KENDARI, Tirtamedia.id – Periode Januari hingga Oktober 2022, Kepolisian Resor Kota (Polresta) Kendari menangani 24 laporan pencurian kendaraan bermotor (Curanmor).
Kapolresta Kendari, Kombes Pol Muh Eka Fathurrahman mengatakan, rata-rata aksi curanmor yang terjadi disebabkan karena kelalaian pemilik motor itu sendiri, bahkan kunci lupa diambil oleh pemiliknya.
“Penyebabnya karena parkir di tempat yang tidak aman dan kunci masih di kendaraan,” ujarnya kepada Tirtamedia.id, Rabu (2/11/2022).
Awalnya, para pelaku lebih dulu mencari target berupa kendaraan yang parkir di tempat yang kurang aman.

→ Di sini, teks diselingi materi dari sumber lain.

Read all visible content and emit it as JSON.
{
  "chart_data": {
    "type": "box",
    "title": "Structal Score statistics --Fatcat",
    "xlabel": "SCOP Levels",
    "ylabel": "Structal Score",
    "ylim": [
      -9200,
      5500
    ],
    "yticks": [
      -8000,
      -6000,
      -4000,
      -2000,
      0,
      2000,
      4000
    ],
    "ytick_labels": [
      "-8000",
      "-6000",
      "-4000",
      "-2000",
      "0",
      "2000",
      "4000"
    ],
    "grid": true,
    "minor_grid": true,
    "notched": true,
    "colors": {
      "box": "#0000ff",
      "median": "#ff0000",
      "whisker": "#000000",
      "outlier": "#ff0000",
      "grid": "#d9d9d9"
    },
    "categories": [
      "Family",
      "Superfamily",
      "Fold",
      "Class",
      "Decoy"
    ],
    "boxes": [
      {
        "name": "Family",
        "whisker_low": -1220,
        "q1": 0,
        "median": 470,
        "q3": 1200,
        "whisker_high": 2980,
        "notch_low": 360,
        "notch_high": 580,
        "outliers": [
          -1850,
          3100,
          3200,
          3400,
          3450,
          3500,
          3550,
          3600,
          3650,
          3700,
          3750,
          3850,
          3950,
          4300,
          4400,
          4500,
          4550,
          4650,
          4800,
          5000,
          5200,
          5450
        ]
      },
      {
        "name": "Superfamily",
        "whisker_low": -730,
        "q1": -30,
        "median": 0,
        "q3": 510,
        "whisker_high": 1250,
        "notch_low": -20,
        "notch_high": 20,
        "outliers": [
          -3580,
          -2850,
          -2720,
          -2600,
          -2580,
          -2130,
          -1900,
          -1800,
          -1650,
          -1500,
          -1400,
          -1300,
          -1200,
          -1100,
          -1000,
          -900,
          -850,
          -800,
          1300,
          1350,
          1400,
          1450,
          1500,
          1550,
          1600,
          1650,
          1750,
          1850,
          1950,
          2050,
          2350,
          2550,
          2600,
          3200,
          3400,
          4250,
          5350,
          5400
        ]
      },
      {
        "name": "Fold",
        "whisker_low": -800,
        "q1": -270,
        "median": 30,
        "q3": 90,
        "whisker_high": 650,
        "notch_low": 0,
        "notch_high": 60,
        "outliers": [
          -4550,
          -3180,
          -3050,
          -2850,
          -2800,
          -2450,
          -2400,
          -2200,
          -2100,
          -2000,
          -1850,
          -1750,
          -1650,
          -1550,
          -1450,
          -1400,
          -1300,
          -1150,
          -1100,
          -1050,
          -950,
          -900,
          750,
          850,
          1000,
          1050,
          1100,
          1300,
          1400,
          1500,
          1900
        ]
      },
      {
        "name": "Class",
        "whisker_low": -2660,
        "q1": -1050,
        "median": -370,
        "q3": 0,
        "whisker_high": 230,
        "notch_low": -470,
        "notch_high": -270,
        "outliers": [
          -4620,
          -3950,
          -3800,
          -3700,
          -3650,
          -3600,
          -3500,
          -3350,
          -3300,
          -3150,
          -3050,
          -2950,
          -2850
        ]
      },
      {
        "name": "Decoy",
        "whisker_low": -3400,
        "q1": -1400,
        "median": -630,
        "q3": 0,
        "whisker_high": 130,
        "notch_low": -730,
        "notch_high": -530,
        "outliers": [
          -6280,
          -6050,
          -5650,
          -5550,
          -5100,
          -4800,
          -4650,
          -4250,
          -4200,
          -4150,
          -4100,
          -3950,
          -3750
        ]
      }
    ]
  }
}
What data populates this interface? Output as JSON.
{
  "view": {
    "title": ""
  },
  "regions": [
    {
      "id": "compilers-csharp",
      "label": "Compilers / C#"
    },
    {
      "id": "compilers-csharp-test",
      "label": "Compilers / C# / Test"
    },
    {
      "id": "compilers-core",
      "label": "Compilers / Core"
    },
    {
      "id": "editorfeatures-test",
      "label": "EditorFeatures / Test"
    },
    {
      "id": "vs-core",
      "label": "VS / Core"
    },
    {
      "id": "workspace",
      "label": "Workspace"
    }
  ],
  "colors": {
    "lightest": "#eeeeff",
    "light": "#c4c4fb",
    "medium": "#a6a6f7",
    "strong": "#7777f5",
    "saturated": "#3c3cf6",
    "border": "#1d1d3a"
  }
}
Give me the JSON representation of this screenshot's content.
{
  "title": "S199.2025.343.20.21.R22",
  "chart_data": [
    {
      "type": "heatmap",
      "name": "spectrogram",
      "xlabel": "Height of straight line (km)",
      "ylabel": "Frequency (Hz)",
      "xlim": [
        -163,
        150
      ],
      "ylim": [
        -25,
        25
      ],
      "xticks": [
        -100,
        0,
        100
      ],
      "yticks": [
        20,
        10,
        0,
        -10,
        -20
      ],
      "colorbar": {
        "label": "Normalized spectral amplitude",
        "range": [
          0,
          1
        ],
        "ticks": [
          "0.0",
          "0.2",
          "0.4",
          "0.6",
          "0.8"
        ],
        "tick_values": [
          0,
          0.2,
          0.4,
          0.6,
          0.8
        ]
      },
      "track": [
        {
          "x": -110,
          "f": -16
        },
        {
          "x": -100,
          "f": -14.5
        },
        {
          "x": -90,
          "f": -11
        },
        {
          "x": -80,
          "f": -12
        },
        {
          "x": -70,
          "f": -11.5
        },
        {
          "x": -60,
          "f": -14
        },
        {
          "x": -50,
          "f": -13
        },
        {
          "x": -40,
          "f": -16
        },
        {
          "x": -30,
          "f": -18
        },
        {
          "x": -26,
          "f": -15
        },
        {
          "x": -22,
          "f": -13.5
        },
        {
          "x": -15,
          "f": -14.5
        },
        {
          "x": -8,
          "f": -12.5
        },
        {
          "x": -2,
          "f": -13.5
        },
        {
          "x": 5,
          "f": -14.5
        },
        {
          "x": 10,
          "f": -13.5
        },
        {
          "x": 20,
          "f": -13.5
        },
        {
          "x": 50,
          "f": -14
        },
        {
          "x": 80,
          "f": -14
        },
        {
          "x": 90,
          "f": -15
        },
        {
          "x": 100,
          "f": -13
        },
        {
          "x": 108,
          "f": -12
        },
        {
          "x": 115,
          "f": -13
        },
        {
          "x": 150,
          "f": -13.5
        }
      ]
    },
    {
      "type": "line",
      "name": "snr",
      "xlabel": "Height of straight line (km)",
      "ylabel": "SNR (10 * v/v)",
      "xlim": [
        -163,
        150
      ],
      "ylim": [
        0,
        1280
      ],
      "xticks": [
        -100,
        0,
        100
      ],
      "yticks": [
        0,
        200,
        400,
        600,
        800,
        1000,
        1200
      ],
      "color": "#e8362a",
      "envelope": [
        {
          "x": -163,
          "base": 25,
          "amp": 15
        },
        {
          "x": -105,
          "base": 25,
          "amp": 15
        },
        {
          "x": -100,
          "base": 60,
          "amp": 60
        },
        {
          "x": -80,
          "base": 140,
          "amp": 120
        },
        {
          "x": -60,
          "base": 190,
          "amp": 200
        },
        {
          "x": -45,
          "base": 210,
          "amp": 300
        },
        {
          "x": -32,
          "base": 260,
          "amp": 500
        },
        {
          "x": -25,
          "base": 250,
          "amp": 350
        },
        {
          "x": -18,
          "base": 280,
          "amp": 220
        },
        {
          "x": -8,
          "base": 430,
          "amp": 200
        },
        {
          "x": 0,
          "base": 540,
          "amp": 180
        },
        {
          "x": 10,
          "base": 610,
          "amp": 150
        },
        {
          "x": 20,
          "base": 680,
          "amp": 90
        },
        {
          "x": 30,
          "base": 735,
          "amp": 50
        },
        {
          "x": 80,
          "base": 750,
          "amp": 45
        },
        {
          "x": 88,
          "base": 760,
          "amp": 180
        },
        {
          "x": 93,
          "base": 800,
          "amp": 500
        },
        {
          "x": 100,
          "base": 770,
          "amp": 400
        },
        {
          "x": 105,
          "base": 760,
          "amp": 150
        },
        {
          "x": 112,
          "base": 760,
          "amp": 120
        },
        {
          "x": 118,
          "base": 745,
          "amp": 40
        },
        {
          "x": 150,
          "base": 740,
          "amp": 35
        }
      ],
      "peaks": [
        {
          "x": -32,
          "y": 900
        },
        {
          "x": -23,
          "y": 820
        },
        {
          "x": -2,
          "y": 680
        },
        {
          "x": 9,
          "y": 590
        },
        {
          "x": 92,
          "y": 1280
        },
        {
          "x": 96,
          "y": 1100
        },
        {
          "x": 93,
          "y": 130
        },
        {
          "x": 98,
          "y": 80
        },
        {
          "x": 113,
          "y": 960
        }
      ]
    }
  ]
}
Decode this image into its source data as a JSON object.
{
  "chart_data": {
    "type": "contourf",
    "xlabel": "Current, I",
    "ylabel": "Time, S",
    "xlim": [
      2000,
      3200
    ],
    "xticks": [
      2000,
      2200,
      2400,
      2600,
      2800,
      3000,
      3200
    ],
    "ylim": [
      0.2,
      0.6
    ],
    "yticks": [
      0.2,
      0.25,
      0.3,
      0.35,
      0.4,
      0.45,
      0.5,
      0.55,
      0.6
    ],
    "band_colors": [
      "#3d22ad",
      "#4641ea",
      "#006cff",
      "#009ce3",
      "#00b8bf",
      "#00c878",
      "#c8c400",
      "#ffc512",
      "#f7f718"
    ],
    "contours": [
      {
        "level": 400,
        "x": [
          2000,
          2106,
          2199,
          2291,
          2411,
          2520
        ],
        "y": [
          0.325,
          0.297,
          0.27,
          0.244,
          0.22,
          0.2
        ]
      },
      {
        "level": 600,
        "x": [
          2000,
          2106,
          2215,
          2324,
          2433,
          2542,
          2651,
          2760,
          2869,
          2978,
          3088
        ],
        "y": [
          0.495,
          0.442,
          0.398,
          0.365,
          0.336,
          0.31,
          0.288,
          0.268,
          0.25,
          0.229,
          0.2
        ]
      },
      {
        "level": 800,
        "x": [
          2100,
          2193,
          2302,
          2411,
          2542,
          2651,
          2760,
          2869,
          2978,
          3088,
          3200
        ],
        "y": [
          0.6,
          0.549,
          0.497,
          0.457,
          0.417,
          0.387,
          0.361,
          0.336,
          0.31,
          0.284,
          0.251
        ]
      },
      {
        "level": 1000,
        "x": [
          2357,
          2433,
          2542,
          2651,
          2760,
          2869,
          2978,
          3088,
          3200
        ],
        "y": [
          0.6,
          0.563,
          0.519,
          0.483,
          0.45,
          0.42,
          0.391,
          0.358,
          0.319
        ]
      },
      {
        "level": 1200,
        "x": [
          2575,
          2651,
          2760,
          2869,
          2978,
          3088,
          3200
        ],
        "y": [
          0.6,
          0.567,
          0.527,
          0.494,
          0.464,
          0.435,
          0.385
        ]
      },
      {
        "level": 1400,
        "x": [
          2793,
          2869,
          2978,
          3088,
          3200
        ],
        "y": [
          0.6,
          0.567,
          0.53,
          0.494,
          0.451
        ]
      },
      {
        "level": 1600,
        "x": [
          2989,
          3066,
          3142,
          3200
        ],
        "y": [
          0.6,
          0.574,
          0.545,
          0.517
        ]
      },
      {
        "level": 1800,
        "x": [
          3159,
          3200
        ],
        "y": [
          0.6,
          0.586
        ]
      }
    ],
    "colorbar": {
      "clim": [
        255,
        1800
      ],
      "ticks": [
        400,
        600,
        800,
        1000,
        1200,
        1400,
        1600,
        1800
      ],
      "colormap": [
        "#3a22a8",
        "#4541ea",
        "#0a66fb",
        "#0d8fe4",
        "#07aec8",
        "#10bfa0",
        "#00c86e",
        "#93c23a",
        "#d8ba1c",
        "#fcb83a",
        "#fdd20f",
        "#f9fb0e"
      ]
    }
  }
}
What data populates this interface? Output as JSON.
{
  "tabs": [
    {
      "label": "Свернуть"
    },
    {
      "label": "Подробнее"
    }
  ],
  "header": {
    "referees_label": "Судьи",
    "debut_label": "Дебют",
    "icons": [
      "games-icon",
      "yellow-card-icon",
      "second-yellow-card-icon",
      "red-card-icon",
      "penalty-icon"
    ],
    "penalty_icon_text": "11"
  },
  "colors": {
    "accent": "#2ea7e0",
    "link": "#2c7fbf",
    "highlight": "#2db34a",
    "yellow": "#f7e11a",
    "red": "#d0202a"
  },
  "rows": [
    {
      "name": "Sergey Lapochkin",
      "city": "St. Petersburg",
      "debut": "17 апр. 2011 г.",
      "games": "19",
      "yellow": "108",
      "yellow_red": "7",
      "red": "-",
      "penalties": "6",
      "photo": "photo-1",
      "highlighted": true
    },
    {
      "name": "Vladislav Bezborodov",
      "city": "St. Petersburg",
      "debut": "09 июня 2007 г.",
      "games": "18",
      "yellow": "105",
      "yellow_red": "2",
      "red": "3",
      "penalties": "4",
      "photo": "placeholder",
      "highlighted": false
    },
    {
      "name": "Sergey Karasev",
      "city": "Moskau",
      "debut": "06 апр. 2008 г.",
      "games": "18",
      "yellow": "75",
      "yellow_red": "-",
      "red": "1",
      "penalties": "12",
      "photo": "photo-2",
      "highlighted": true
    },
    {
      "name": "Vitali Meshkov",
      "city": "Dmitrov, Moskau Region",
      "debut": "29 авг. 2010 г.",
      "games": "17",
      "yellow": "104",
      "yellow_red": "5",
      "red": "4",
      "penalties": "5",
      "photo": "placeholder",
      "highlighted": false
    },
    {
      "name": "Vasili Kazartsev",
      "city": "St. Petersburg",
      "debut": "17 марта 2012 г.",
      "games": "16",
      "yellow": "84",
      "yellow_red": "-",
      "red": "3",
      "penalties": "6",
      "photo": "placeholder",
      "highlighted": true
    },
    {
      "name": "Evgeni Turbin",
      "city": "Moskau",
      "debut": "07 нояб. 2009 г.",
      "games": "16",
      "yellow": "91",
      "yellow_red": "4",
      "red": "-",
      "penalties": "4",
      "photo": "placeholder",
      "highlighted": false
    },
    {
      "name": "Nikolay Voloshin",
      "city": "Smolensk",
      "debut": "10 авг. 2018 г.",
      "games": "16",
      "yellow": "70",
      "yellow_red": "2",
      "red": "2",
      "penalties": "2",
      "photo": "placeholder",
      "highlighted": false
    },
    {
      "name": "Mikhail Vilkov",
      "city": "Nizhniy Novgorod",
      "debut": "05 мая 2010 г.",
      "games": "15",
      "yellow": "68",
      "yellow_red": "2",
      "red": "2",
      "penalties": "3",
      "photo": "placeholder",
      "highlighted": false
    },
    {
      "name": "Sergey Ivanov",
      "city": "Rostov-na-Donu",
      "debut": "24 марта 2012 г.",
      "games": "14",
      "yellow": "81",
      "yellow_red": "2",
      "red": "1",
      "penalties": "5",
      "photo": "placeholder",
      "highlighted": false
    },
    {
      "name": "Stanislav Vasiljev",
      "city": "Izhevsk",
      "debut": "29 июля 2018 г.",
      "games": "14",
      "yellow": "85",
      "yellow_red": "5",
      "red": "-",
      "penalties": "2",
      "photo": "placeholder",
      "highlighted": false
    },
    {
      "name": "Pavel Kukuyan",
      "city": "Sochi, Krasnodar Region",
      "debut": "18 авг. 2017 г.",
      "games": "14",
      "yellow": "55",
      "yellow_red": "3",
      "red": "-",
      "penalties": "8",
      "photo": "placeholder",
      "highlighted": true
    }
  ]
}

Melihat kunci yang masih melekat di motor, pelaku memantau keadaan sekitar dan ketika merasa suasana sudah aman dan luput perhatian pemiliknya, pelaku pun menjadikan modus tersebut untuk melancarkan aksinya.
Selain itu, lanjut mantan Dirnarkoba Polda Sultra itu, para pelaku curanmor yang beraksi di Kota Kendari kerap kali beraksi saat suasana tengah malam dan pemilik kendaraan telah tidur.
Untuk mengantisipasi itu, Eka Fathurrahman mengimbau dan memberikan tips agar pemilik sepeda motor tidak kecolongan maling.
“Parkir di tempat aman dan masukan dalam rumah, jangan lupa kunci stang, tambahkan kunci pengamanan, dan bila perlu gunakan alarm agar ketahuan jika ada yang menggunakan motor tersebut,” bebernya.
Tips tersebut begitu sederhana, namun dia menilai bahwa cara-cara tersebut merupakan bentuk antisipasi awal agar kendaraan roda dua aman dari pelaku-pelaku curanmor.